During times of increased stress – which I’m fairly sure the last few years have been for pretty much everyone who is paying any kind of attention to anything – I tend to lean on the crutch of routine, even insignificant routine, to cut down on the likelihood of dropping into a doom spiral or battling constant paralyzing anxiety. But I tend to forget that any system, no matter how well-designed, will inevitably break down over time if it’s not properly maintained.

I’m fairly good a building routines, but I can be dreadful about maintaining them.

Dakota and Charley are also a big fan of routine, thankfully.

Since about mid-April, I’ve been in a state where my stress levels have increased to the point where it is finally impacting my ability to be functional on a day-to-day basis, and that’s mostly due to the impact it has had on even being able to control the things that were previously controllable. I’ve mostly been able to keep to the routines that keep my environment in working order – the dogs are fed & walked on schedule, the bills are paid, and the groceries ordered and put away. But over the last six weeks or so, I’ve lost my grip on my habits that primarily exist to self-soothe, and make sure that I’m taking care of myself adequately.

There have been too many nights of poor sleep, too many days where I couldn’t force myself to cook so my food intake suffered for it. Just too many times where I got caught up in something I had zero power to effect, and in doing so, missed out on opportunities to improve something within my sphere of influence. I’ve allowed the gloom to fester, and I’m finding it takes more and more effort to control my temper. Probably the hardest pill to swallow is that – in theory – it should be far easier right now to maintain good habits & adequately recharge my personal batteries than it has been in years, and I cannot seem to keep it together even on a very basic level.

I’ll admit this post has gone far off the track that I had planned for it; my intention had been something a little bit lighter about how so much of modern gaming is designed around the player feeling the need to build routines, from MMOs with daily quests & content lockout schedules, to mobile games with login rewards, to single player experiences like Animal Crossing & Cozy Grove that rely on real-time mechanics. I had been engaging daily with several types of games with these mechanics even after taking a break from MMOs; Cozy Grove every morning, and a couple of mobile games on my tablet every evening. But over the last few weeks, I’ve abandoned all of these things that asked for regular interaction.
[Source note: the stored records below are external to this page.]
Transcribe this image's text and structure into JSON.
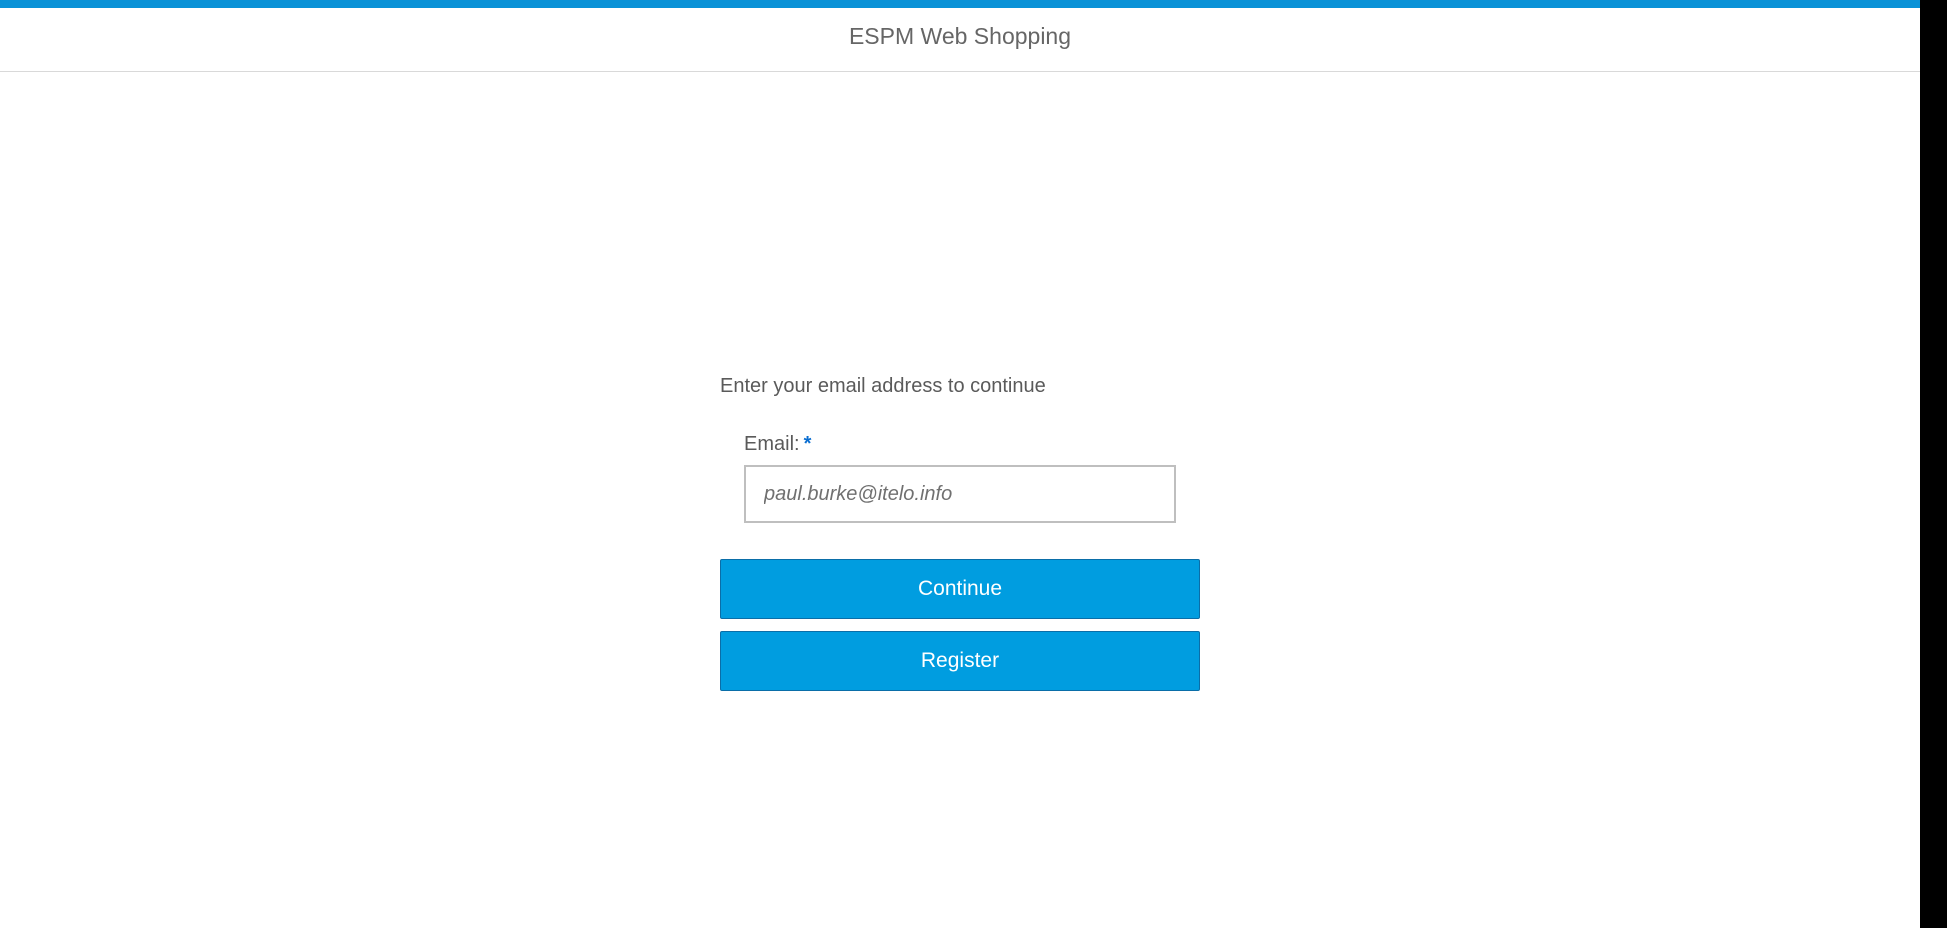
{
  "header": {
    "title": "ESPM Web Shopping"
  },
  "login": {
    "prompt": "Enter your email address to continue",
    "email_label": "Email:",
    "required_marker": "*",
    "email_value": "paul.burke@itelo.info",
    "continue_label": "Continue",
    "register_label": "Register"
  },
  "colors": {
    "accent": "#0a92d7",
    "button": "#009de0",
    "required": "#0a6ed1"
  }
}
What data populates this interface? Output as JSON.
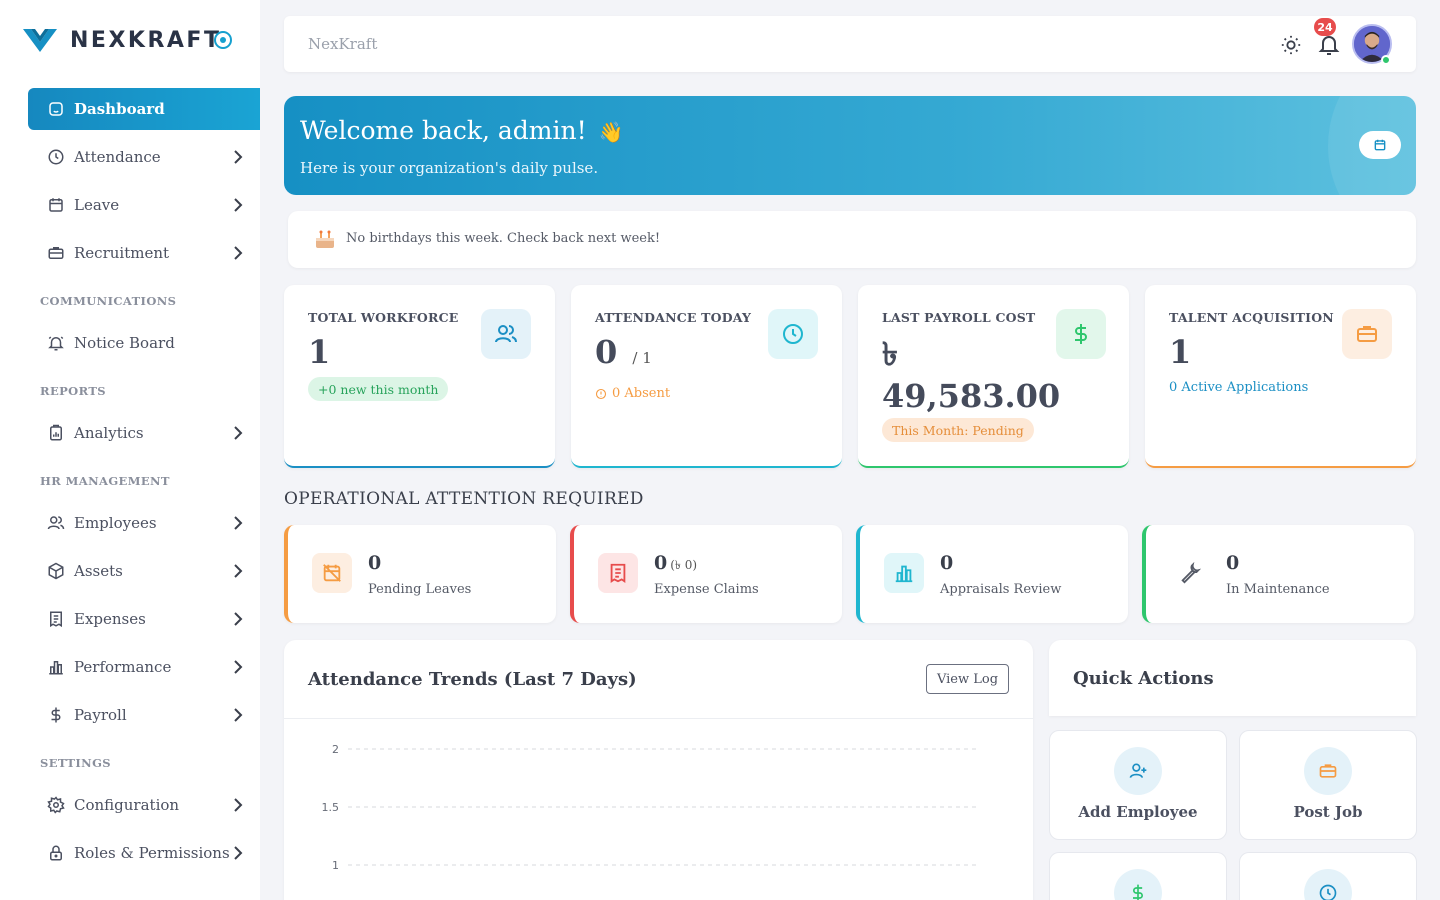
{
  "app": {
    "name": "NEXKRAFT"
  },
  "colors": {
    "accent": "#16a0cf",
    "green": "#2ec66d",
    "orange": "#f59c43",
    "red": "#e74c4c",
    "cyan": "#1fb6cf"
  },
  "sidebar": {
    "items": {
      "dashboard": {
        "label": "Dashboard",
        "icon": "home-icon"
      },
      "attendance": {
        "label": "Attendance",
        "icon": "clock-icon"
      },
      "leave": {
        "label": "Leave",
        "icon": "calendar-icon"
      },
      "recruitment": {
        "label": "Recruitment",
        "icon": "briefcase-icon"
      },
      "notice_board": {
        "label": "Notice Board",
        "icon": "bell-icon"
      },
      "analytics": {
        "label": "Analytics",
        "icon": "clipboard-chart-icon"
      },
      "employees": {
        "label": "Employees",
        "icon": "users-icon"
      },
      "assets": {
        "label": "Assets",
        "icon": "box-icon"
      },
      "expenses": {
        "label": "Expenses",
        "icon": "receipt-icon"
      },
      "performance": {
        "label": "Performance",
        "icon": "bar-chart-icon"
      },
      "payroll": {
        "label": "Payroll",
        "icon": "dollar-icon"
      },
      "configuration": {
        "label": "Configuration",
        "icon": "gear-icon"
      },
      "roles": {
        "label": "Roles & Permissions",
        "icon": "lock-icon"
      }
    },
    "sections": {
      "communications": "COMMUNICATIONS",
      "reports": "REPORTS",
      "hr_management": "HR MANAGEMENT",
      "settings": "SETTINGS"
    }
  },
  "topbar": {
    "breadcrumb": "NexKraft",
    "notification_count": "24"
  },
  "welcome": {
    "title": "Welcome back, admin!",
    "emoji": "👋",
    "subtitle": "Here is your organization's daily pulse."
  },
  "birthday": {
    "message": "No birthdays this week. Check back next week!"
  },
  "stats": {
    "workforce": {
      "label": "TOTAL WORKFORCE",
      "value": "1",
      "pill": "+0 new this month"
    },
    "attendance": {
      "label": "ATTENDANCE TODAY",
      "value": "0",
      "total": "/ 1",
      "absent": "0 Absent"
    },
    "payroll": {
      "label": "LAST PAYROLL COST",
      "currency": "৳",
      "value": "49,583.00",
      "pill": "This Month: Pending"
    },
    "talent": {
      "label": "TALENT ACQUISITION",
      "value": "1",
      "link": "0 Active Applications"
    }
  },
  "attention": {
    "title": "OPERATIONAL ATTENTION REQUIRED",
    "leaves": {
      "value": "0",
      "label": "Pending Leaves"
    },
    "claims": {
      "value": "0",
      "sub": "(৳ 0)",
      "label": "Expense Claims"
    },
    "appraisals": {
      "value": "0",
      "label": "Appraisals Review"
    },
    "maintenance": {
      "value": "0",
      "label": "In Maintenance"
    }
  },
  "attendance_chart": {
    "title": "Attendance Trends (Last 7 Days)",
    "button": "View Log"
  },
  "chart_data": {
    "type": "line",
    "title": "Attendance Trends (Last 7 Days)",
    "y_ticks": [
      "2",
      "1.5",
      "1"
    ],
    "grid": true
  },
  "quick_actions": {
    "title": "Quick Actions",
    "add_employee": "Add Employee",
    "post_job": "Post Job"
  }
}
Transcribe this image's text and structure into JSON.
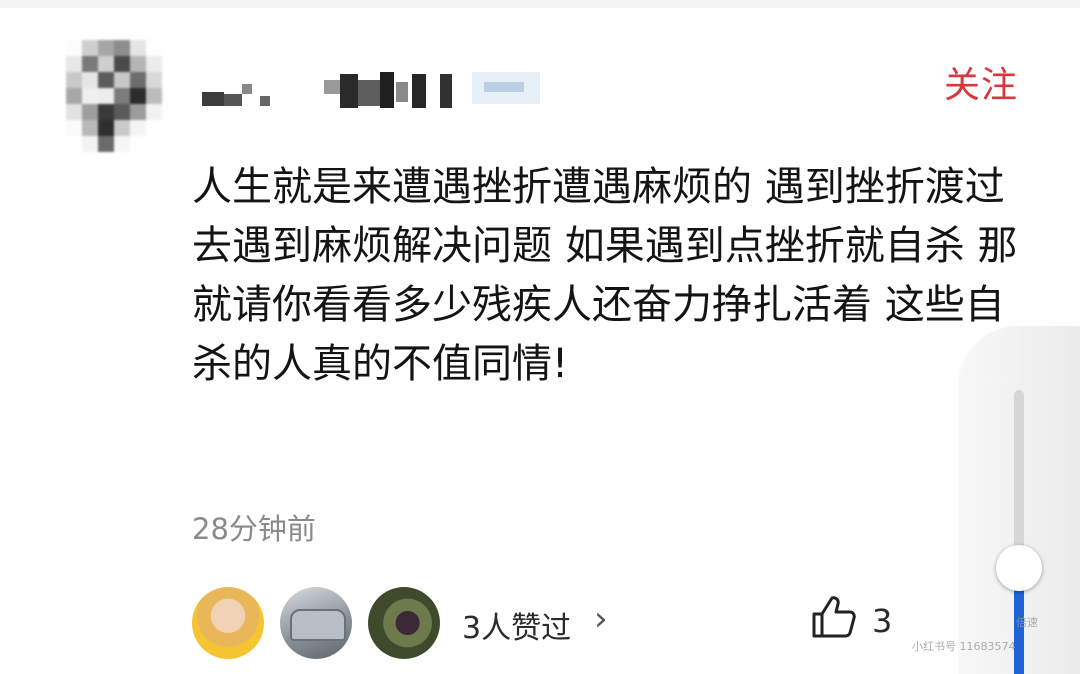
{
  "header": {
    "follow_label": "关注"
  },
  "comment": {
    "text": "人生就是来遭遇挫折遭遇麻烦的 遇到挫折渡过去遇到麻烦解决问题 如果遇到点挫折就自杀 那就请你看看多少残疾人还奋力挣扎活着 这些自杀的人真的不值同情!",
    "time": "28分钟前"
  },
  "likes": {
    "likers_label": "3人赞过",
    "chevron": "›",
    "count": "3"
  },
  "overlay": {
    "badge": "倍速",
    "footer": "小红书号 11683574"
  },
  "colors": {
    "follow": "#d9363e",
    "time": "#8a8a8a",
    "slider_fill": "#1e64d6"
  },
  "icons": [
    "thumbs-up-icon",
    "chevron-right-icon"
  ]
}
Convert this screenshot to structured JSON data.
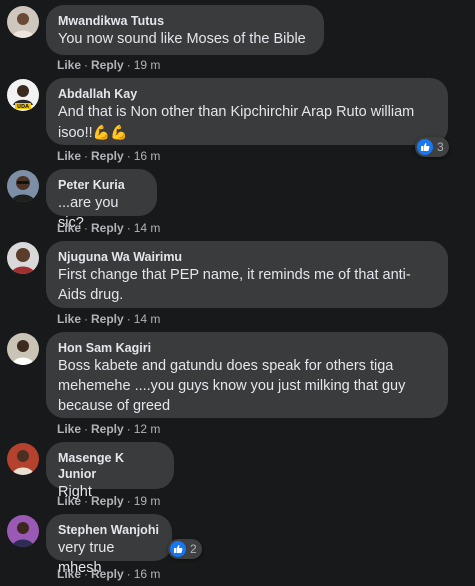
{
  "actions": {
    "like": "Like",
    "reply": "Reply",
    "separator": "·"
  },
  "colors": {
    "background": "#18191a",
    "bubble": "#3a3b3c",
    "like_blue": "#1877f2"
  },
  "comments": [
    {
      "author": "Mwandikwa Tutus",
      "text": "You now sound like Moses of the Bible",
      "time": "19 m"
    },
    {
      "author": "Abdallah Kay",
      "text": "And that is Non other than Kipchirchir Arap Ruto william isoo!!",
      "emoji": "💪💪",
      "time": "16 m",
      "reactions": "3",
      "avatar_badge": "UDA"
    },
    {
      "author": "Peter Kuria",
      "text": "...are you sic?",
      "time": "14 m"
    },
    {
      "author": "Njuguna Wa Wairimu",
      "text": "First change that PEP name, it reminds me of that anti-Aids drug.",
      "time": "14 m"
    },
    {
      "author": "Hon Sam Kagiri",
      "text": "Boss kabete and gatundu does speak for others tiga mehemehe ....you guys know you just milking that guy because of greed",
      "time": "12 m"
    },
    {
      "author": "Masenge K Junior",
      "text": "Right",
      "time": "19 m"
    },
    {
      "author": "Stephen Wanjohi",
      "text": "very true mhesh",
      "time": "16 m",
      "reactions": "2"
    }
  ]
}
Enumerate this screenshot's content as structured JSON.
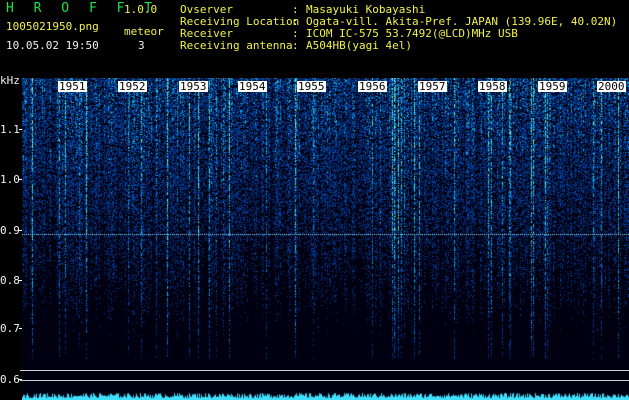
{
  "header": {
    "app_name": "H R O F F T",
    "version": "1.0.0",
    "filename": "1005021950.png",
    "meteor_label": "meteor",
    "datetime": "10.05.02 19:50",
    "meteor_count": "3",
    "info": [
      {
        "label": "Ovserver",
        "value": "Masayuki Kobayashi"
      },
      {
        "label": "Receiving Location",
        "value": "Ogata-vill. Akita-Pref. JAPAN (139.96E, 40.02N)"
      },
      {
        "label": "Receiver",
        "value": "ICOM IC-575 53.7492(@LCD)MHz USB"
      },
      {
        "label": "Receiving antenna",
        "value": "A504HB(yagi 4el)"
      }
    ]
  },
  "axis": {
    "unit": "kHz",
    "y_labels": [
      "1.1",
      "1.0",
      "0.9",
      "0.8",
      "0.7",
      "0.6"
    ],
    "x_labels": [
      "1951",
      "1952",
      "1953",
      "1954",
      "1955",
      "1956",
      "1957",
      "1958",
      "1959",
      "2000"
    ]
  },
  "colors": {
    "text_green": "#19e34a",
    "text_yellow": "#f2f24a",
    "spectrum_bg": "#000010",
    "noise": "#2a5cff",
    "signal": "#5fe0ff"
  }
}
For me, those daily insignificant tasks were comforting, and even while I have no particular desire to go back to those specific games, I’m feeling the loss of the meaningless structure they were providing me.

The fact that I’m able to – more or less – put these feelings into words makes me feel like I might be pushing through this particular rough patch. I’ve come to terms with the fact that, yet again, I need to take a hard look at my life as a whole and put some serious energy into re-prioritizing if I want to be in a better place than I am currently. The constant war against both entropy and stagnation is both physically and mentally exhausting, and I admit that I’m not entirely sure I’m up to the task of diving headfirst back into it, but I can’t shake the feeling that I need to do something.